For an Overtime event in New York featuring high school boys and girls, switching to 3-on-3 and shrinking the court would be the smallest tweaks made to James Naismith’s game. The so-called “Overtime Rules” swapped out free throws for one-on-one duels, got rid of taking the ball out after a made basket, and set fans around the edge of the court, eliminating out-of-bounds altogether. Matchups consisted of four four-minute quarters, with a substitution only allowed between periods. As for Overtime Rules’s overtime rule? Sudden death.

“We have a complete sandbox,” Overtime founders Dan Porter and Zack Weiner would tell their team. “We can rewrite the rules for the digital generation.” Porter relied on the design skills he honed while building a $200 million mobile gaming company. The result was near constant action, buttressed by special lighting effects—AND1 hoops for a new generation. But unless you were in a Brooklyn Warehouse on the right May Saturday, all you’ve seen from the tournament have been selected snippets.

Rather than live stream the games, Overtime decided to keep the results under wraps until it unveils a highly edited, stylized film capturing the entire weekend Wednesday on YouTube. The “movie” runs about half-an-hour, because evidently this generation likes its games and its movies to be shorter than their yoga classes. Following the athletes throughout the weekend, the show shares more in common with 1990s skate videos than modern SportsCenter highlights. That’s in line with Overtime’s attempt to compare itself to Thrasher Magazine as much as ESPN.

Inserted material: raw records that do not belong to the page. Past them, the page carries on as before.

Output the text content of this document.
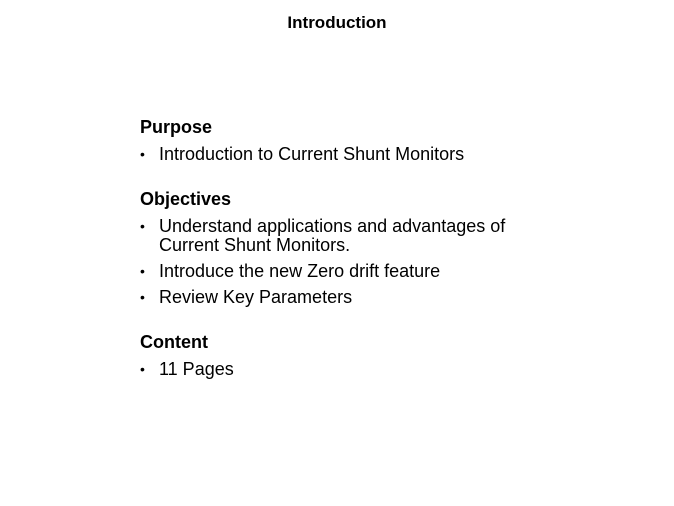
Introduction
Purpose
• Introduction to Current Shunt Monitors
Objectives
• Understand applications and advantages of Current Shunt Monitors.
• Introduce the new Zero drift feature
• Review Key Parameters
Content
• 11 Pages
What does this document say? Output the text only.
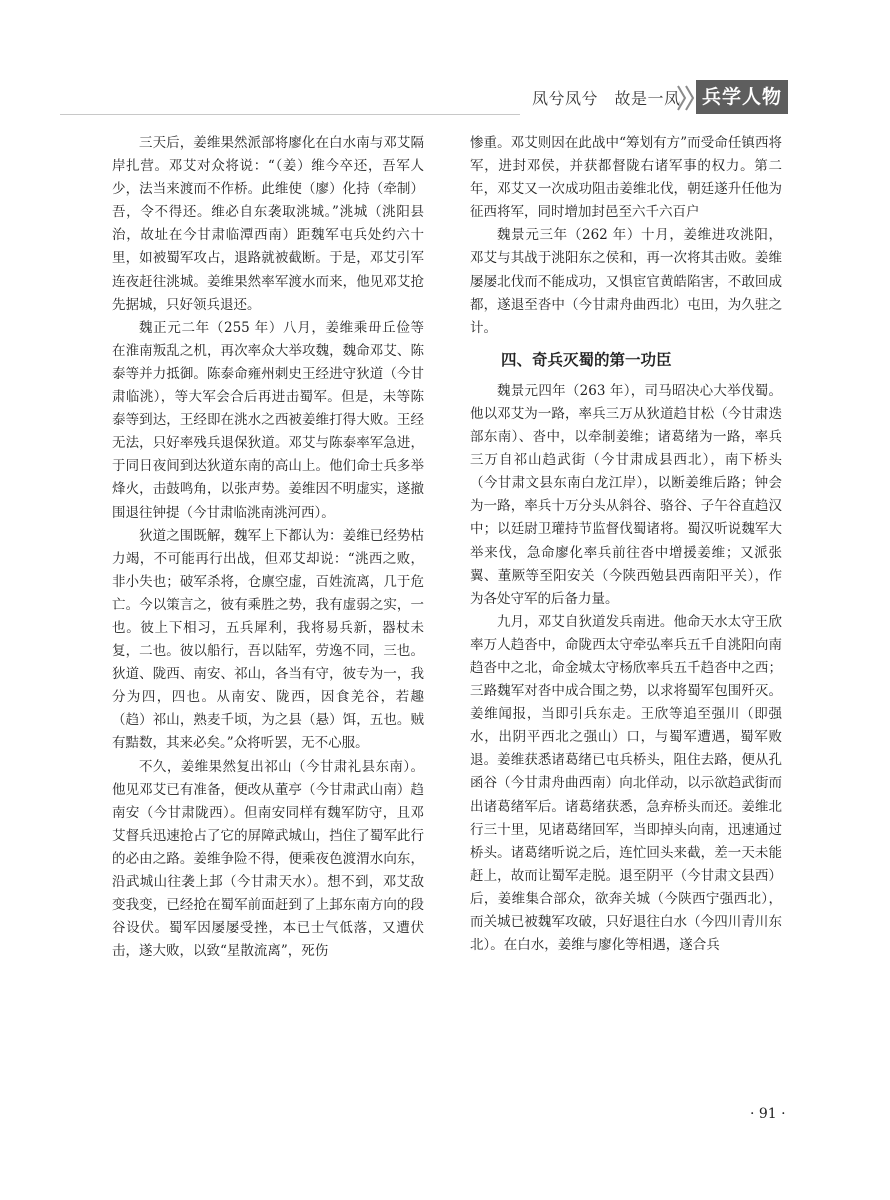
凤兮凤兮　故是一凤	兵学人物

三天后，姜维果然派部将廖化在白水南与邓艾隔岸扎营。邓艾对众将说：“（姜）维今卒还，吾军人少，法当来渡而不作桥。此维使（廖）化持（牵制）吾，令不得还。维必自东袭取洮城。”洮城（洮阳县治，故址在今甘肃临潭西南）距魏军屯兵处约六十里，如被蜀军攻占，退路就被截断。于是，邓艾引军连夜赶往洮城。姜维果然率军渡水而来，他见邓艾抢先据城，只好领兵退还。

魏正元二年（255 年）八月，姜维乘毌丘俭等在淮南叛乱之机，再次率众大举攻魏，魏命邓艾、陈泰等并力抵御。陈泰命雍州刺史王经进守狄道（今甘肃临洮），等大军会合后再进击蜀军。但是，未等陈泰等到达，王经即在洮水之西被姜维打得大败。王经无法，只好率残兵退保狄道。邓艾与陈泰率军急进，于同日夜间到达狄道东南的高山上。他们命士兵多举烽火，击鼓鸣角，以张声势。姜维因不明虚实，遂撤围退往钟提（今甘肃临洮南洮河西）。

狄道之围既解，魏军上下都认为：姜维已经势枯力竭，不可能再行出战，但邓艾却说：“洮西之败，非小失也；破军杀将，仓廪空虚，百姓流离，几于危亡。今以策言之，彼有乘胜之势，我有虚弱之实，一也。彼上下相习，五兵犀利，我将易兵新，器杖未复，二也。彼以船行，吾以陆军，劳逸不同，三也。狄道、陇西、南安、祁山，各当有守，彼专为一，我分为四，四也。从南安、陇西，因食羌谷，若趣（趋）祁山，熟麦千顷，为之县（悬）饵，五也。贼有黠数，其来必矣。”众将听罢，无不心服。

不久，姜维果然复出祁山（今甘肃礼县东南）。他见邓艾已有准备，便改从董亭（今甘肃武山南）趋南安（今甘肃陇西）。但南安同样有魏军防守，且邓艾督兵迅速抢占了它的屏障武城山，挡住了蜀军此行的必由之路。姜维争险不得，便乘夜色渡渭水向东，沿武城山往袭上邽（今甘肃天水）。想不到，邓艾敌变我变，已经抢在蜀军前面赶到了上邽东南方向的段谷设伏。蜀军因屡屡受挫，本已士气低落，又遭伏击，遂大败，以致“星散流离”，死伤

惨重。邓艾则因在此战中“筹划有方”而受命任镇西将军，进封邓侯，并获都督陇右诸军事的权力。第二年，邓艾又一次成功阻击姜维北伐，朝廷遂升任他为征西将军，同时增加封邑至六千六百户

魏景元三年（262 年）十月，姜维进攻洮阳，邓艾与其战于洮阳东之侯和，再一次将其击败。姜维屡屡北伐而不能成功，又惧宦官黄皓陷害，不敢回成都，遂退至沓中（今甘肃舟曲西北）屯田，为久驻之计。

四、奇兵灭蜀的第一功臣

魏景元四年（263 年），司马昭决心大举伐蜀。他以邓艾为一路，率兵三万从狄道趋甘松（今甘肃迭部东南）、沓中，以牵制姜维；诸葛绪为一路，率兵三万自祁山趋武街（今甘肃成县西北），南下桥头（今甘肃文县东南白龙江岸），以断姜维后路；钟会为一路，率兵十万分头从斜谷、骆谷、子午谷直趋汉中；以廷尉卫瓘持节监督伐蜀诸将。蜀汉听说魏军大举来伐，急命廖化率兵前往沓中增援姜维；又派张翼、董厥等至阳安关（今陕西勉县西南阳平关），作为各处守军的后备力量。

九月，邓艾自狄道发兵南进。他命天水太守王欣率万人趋沓中，命陇西太守牵弘率兵五千自洮阳向南趋沓中之北，命金城太守杨欣率兵五千趋沓中之西；三路魏军对沓中成合围之势，以求将蜀军包围歼灭。姜维闻报，当即引兵东走。王欣等追至强川（即强水，出阴平西北之强山）口，与蜀军遭遇，蜀军败退。姜维获悉诸葛绪已屯兵桥头，阻住去路，便从孔函谷（今甘肃舟曲西南）向北佯动，以示欲趋武街而出诸葛绪军后。诸葛绪获悉，急弃桥头而还。姜维北行三十里，见诸葛绪回军，当即掉头向南，迅速通过桥头。诸葛绪听说之后，连忙回头来截，差一天未能赶上，故而让蜀军走脱。退至阴平（今甘肃文县西）后，姜维集合部众，欲奔关城（今陕西宁强西北），而关城已被魏军攻破，只好退往白水（今四川青川东北）。在白水，姜维与廖化等相遇，遂合兵

· 91 ·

“Based off our current knowledge, I would be hesitant to do a live stream,” Weiner said. “If you look at the ratings for professional sports leagues, the average age of every single league is going up and up…. I think that you’re going to get more kids and more engagement if you’re not doing it live and you’re telling it in a story format and you’re putting out highlights and giving it to them the way they want it.”

Of course, that condensed, delayed offering limits the number of possible advertisements and eliminates the national edge-of-your-seat communal experience that draws millions every year. But if it’s the way a generation wants to watch sports, someone will provide it to them. And it helps that for now, Overtime doesn’t pay its stars so as not to jeopardize their school eligibility.

Weiner didn’t provide details regarding what’s next for the format his company has developed, but he did say he thought there was room for an entire league catering to Overtime’s core consumer.

“I think there’s this misconception that kids won’t watch more than 15 seconds. That’s not true. Like they’ll watch Netflix shows,” Weiner said. “But … they don’t really want to sit there for three hours and watch an NBA game or the Super Bowl. So even if you just at a macro level think about those factors: kids love sports, but they’re not really watching the main product that every sports media company is focused on, I mean, that’s sort of where we started, right?”

“There’s something intriguing about creating a league from the ground up where you own all the IP,” he added. “I think, yeah, I think there’s an opportunity.”